As well as sales are progressing now, First Watch believes there’s capacity to do more, especially with its kitchen display systems. Every new company-owned restaurant opens with one installed, and the chain is continuing to incorporate the system into existing stores. More than 65 locations have the technology, up from 20 about six weeks ago. The goal is to have kitchen display systems in more than half of corporate units by the end of 2022.
The top two selling restaurants on Mother’s Day—First Watch’s biggest event of the year—each had kitchen display systems.
“The benefits where we have it in the restaurant—so we're already realizing [benefits]—are just in terms of simplifying the back of the house, operations,” CFO Mel Hope said. “And the teams just enjoy some efficiencies of having a more predictable flow of food prep and stuff and what the KDS systems are really used for in terms of helping them get things served hot and timely. So, we're already benefiting from those. But as the cohort grows, we should be able to tease out some statistics.”
First Watch began the year by taking 3.4 percent pricing after not doing so in 2021. The brand believes it has more pricing power in case another hike is necessary later in the year.
The company is seeing continued cost increases in its market basket and fuel surcharges associated with its deliveries; as a result, commodity inflation is projected to be 10-13 percent in 2022. Labor, which was at 32.3 percent in Q1, is expected to land at 34 percent by the end of the year.
“There's no really one metric that's a trigger point for us,” said Tomasso, describing how the company balances pricing and value. “Probably every restaurant company evaluates pricing, constantly based on margin, and we certainly look at it very closely. So, as we go through the year and we look closely at what our actual experience is and where we have pricing needs or inflation that we're not offsetting, then we'll constantly take a look at it and reevaluate it. But we did have a very good first quarter, and I can just tell you that we constantly look at this.”

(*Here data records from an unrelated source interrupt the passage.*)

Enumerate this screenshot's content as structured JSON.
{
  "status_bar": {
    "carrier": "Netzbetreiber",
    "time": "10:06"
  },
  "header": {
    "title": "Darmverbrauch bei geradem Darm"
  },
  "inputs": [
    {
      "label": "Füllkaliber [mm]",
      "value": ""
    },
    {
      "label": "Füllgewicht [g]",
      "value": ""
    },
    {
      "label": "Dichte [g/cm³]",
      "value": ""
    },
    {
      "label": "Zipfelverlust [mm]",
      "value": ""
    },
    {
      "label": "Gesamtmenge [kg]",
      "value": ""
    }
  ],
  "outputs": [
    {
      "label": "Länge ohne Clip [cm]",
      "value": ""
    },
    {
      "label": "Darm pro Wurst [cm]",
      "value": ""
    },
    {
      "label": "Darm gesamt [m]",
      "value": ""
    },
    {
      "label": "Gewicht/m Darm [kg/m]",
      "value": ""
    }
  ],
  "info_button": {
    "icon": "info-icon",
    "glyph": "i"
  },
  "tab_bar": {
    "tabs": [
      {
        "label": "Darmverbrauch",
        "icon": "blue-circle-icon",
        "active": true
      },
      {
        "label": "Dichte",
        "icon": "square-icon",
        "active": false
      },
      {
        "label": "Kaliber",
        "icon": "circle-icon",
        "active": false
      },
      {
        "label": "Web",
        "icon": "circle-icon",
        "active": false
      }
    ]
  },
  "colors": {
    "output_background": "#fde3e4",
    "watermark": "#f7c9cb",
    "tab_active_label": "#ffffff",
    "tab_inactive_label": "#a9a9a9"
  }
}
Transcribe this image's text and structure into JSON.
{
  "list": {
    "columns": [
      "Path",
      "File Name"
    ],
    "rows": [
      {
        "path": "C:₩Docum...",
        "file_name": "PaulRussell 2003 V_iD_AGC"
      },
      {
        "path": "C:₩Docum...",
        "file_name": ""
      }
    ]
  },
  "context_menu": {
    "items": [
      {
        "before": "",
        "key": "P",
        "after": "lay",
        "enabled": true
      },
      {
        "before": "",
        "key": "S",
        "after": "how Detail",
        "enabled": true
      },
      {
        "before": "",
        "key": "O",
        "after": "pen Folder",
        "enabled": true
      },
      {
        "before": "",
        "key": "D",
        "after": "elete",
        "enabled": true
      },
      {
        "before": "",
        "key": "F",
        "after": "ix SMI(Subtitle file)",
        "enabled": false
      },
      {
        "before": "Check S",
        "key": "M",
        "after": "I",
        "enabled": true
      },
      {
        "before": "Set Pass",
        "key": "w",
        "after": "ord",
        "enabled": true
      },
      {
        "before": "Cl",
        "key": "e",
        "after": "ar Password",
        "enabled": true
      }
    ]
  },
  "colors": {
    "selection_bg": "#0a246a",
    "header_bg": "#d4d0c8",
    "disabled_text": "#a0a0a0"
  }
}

Total revenues increased 36.1 percent to $173.1 million in Q1, versus $127.2 million last year. Adjusted EBITDA grew to $19.4 million, up from 13 million in the year-ago period.
For fiscal 2022 overall, First Watch expects same-store sales in the high-single digits, positive traffic, adjusted EBITDA between $67 million and $71 million, revenue growth of more than 15 percent, and capital expenditures of $60 million to $70 million, spent on new restaurant projects, planned remodels and new in-restaurant technology.